= Egil Rasmussen =

Norwegian writer, literature critic and pianist

Egil Rasmussen (28 April 1903 – 18 June 1964) was a Norwegian writer, literature critic and pianist.

Rasmussen was born in the village of Bossekop in Alta Municipality in Finnmark county, Norway. He grew up in Tromsø after Rasmussen's family moved to the city when he was 3 years old.

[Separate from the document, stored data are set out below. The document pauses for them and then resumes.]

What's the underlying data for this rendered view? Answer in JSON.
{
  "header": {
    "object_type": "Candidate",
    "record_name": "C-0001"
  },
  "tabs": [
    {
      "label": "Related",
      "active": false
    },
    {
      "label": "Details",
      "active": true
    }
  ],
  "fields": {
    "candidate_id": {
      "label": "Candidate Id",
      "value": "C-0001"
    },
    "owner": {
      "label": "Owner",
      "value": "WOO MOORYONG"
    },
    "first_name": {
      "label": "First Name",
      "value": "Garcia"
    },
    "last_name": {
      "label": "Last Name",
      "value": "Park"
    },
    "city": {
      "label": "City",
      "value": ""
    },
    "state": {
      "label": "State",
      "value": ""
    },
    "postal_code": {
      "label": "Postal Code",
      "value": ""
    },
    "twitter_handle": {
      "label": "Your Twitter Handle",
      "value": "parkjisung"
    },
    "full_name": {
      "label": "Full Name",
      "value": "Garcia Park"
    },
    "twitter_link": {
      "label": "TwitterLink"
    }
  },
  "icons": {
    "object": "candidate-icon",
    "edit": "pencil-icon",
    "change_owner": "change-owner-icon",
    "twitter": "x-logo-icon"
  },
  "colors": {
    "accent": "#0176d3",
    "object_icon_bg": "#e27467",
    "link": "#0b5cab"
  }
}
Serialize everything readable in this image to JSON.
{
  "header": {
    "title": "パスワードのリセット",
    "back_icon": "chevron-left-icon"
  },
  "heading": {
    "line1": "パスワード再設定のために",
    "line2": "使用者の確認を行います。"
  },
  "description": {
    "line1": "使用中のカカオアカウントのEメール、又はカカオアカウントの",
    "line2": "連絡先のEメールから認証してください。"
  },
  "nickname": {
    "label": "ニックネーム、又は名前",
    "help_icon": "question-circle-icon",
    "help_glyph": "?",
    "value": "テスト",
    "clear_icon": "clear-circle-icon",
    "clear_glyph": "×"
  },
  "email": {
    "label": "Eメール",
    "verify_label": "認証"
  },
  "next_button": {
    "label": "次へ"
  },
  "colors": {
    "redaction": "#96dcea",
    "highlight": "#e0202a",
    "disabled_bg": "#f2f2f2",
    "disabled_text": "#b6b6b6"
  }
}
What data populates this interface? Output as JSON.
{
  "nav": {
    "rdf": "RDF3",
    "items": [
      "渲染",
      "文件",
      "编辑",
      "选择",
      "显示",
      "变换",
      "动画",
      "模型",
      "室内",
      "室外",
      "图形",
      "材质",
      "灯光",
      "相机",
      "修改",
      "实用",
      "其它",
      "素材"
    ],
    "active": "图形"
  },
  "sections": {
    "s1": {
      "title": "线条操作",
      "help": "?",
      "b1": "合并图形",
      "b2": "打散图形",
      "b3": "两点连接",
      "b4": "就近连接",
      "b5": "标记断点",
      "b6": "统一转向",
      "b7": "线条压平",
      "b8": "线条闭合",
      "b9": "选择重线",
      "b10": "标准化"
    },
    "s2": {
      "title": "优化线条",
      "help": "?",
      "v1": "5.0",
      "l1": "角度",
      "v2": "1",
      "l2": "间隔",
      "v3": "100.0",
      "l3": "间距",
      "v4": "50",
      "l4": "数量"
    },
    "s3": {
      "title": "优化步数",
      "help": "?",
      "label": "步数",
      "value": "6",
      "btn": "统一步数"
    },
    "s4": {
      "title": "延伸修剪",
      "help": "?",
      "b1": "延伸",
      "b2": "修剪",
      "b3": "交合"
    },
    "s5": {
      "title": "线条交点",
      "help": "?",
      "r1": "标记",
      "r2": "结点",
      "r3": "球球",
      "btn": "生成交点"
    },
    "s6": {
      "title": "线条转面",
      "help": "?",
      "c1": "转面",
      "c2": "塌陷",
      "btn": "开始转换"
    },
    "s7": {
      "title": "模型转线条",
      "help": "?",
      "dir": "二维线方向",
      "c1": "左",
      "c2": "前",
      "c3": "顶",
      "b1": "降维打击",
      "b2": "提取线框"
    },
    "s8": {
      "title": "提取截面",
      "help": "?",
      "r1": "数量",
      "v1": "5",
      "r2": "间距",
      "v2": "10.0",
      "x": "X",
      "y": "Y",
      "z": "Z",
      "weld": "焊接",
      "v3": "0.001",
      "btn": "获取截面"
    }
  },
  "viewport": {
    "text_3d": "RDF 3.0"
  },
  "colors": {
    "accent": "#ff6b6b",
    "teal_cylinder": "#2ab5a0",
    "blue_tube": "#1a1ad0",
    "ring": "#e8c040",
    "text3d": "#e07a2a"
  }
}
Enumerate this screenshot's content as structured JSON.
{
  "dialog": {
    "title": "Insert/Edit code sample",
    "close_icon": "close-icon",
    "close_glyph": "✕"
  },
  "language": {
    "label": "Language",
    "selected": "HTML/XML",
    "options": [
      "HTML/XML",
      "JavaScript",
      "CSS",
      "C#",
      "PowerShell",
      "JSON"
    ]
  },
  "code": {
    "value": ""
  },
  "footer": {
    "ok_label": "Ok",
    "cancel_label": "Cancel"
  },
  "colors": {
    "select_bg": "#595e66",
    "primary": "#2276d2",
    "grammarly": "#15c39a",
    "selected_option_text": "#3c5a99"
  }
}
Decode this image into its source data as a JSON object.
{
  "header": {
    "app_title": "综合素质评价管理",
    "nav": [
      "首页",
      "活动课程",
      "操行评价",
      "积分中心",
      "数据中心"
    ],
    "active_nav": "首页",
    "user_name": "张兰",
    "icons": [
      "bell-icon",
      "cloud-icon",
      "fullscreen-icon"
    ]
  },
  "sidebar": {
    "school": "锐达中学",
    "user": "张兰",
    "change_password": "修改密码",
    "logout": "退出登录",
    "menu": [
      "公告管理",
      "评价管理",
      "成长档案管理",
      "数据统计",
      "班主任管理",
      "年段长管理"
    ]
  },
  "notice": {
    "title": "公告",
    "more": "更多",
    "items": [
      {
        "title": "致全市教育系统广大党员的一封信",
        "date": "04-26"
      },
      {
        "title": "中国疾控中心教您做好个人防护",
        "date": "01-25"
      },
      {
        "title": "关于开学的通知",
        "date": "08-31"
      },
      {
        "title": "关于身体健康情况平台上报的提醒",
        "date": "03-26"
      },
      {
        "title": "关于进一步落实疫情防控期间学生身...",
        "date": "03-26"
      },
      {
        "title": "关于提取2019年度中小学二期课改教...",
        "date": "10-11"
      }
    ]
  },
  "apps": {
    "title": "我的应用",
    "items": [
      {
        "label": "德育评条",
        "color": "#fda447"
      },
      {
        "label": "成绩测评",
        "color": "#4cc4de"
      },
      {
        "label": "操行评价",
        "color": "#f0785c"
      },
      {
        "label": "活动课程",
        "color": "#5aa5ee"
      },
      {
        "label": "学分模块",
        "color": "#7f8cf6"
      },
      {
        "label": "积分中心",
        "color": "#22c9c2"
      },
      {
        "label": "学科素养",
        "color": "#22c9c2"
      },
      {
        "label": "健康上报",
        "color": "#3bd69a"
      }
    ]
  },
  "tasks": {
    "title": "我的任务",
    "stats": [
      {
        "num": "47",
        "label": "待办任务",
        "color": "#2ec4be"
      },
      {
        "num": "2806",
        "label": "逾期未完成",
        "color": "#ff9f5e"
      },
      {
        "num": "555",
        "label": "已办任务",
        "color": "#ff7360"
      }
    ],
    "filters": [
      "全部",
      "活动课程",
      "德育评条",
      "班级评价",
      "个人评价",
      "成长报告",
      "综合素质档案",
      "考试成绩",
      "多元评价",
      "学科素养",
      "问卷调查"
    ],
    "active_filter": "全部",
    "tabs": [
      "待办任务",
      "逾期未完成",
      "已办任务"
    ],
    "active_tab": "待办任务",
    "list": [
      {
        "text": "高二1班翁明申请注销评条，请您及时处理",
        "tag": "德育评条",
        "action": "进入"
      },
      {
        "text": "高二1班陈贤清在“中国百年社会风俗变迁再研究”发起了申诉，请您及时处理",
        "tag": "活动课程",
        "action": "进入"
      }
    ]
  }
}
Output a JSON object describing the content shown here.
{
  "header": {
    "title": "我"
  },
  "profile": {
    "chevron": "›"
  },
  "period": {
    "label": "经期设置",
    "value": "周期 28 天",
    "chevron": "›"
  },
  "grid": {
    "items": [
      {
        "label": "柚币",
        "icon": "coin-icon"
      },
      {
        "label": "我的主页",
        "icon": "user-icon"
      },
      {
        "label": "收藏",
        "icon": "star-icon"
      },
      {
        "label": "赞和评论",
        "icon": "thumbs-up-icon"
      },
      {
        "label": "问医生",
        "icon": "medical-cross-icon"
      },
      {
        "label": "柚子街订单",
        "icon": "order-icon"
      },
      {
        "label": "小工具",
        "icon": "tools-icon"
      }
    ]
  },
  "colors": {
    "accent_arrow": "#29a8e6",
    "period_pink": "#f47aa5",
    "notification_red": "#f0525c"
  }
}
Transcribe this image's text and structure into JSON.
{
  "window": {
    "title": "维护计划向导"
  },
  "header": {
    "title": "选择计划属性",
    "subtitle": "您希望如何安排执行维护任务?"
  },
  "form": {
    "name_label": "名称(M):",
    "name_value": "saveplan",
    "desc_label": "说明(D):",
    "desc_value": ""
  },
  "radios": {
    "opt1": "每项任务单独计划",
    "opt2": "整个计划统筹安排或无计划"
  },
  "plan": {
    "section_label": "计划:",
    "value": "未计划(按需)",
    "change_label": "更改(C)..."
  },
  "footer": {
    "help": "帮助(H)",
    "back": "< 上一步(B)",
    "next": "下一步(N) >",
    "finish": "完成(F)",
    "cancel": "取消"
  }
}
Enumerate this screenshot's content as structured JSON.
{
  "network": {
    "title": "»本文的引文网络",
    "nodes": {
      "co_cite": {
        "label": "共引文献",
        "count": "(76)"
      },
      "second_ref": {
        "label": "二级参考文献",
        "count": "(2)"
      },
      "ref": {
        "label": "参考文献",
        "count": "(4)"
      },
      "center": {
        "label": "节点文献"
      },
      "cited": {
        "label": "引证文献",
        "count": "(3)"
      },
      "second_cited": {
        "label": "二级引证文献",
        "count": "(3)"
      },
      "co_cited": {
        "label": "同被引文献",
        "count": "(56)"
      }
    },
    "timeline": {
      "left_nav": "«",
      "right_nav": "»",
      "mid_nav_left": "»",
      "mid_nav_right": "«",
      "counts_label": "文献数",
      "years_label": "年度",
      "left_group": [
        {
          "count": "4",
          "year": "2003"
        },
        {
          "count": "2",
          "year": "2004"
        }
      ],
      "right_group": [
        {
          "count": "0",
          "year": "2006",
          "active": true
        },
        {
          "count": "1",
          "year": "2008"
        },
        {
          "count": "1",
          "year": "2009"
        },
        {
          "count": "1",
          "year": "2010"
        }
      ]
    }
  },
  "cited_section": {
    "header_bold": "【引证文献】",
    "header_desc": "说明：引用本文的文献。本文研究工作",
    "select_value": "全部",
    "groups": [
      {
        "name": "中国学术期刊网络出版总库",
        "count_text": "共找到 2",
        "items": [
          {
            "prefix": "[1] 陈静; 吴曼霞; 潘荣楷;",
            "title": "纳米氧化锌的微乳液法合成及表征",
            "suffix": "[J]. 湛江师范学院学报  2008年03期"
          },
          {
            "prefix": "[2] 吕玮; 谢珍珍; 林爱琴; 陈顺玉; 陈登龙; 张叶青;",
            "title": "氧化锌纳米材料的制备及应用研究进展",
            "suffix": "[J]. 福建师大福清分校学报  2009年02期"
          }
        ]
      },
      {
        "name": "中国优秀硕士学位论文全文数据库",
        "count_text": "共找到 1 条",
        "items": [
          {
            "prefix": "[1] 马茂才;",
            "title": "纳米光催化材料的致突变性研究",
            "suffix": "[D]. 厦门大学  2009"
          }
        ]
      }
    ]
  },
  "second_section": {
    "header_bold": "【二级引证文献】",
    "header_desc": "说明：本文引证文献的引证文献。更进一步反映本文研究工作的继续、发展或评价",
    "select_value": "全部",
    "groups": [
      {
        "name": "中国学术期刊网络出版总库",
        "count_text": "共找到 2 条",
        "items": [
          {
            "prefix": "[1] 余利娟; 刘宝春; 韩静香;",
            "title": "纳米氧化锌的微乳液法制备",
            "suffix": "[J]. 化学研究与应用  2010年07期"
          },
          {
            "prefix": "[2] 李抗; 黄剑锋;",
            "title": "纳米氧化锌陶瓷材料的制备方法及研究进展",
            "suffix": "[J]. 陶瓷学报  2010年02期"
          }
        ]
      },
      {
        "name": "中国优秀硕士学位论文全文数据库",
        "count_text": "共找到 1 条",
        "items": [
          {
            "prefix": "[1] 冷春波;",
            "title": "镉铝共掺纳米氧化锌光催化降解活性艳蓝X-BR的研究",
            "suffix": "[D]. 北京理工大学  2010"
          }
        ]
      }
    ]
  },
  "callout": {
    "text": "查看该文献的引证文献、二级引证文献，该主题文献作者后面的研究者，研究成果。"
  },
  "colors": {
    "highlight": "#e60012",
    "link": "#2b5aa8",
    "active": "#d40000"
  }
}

Rasmussen attended college and worked part time as a lector. He received his Ph.D. in 1949. From 1948 to 1964 he was literary critic for the newspaper Aftenposten. His first literary effort was at 20 years of age when he produced the novel Østen og vesten in 1923. His last novel, Den siste skrivekaren. En norsk bygdelegende, was a dystopian vision of the future, which came out posthumously in 1966.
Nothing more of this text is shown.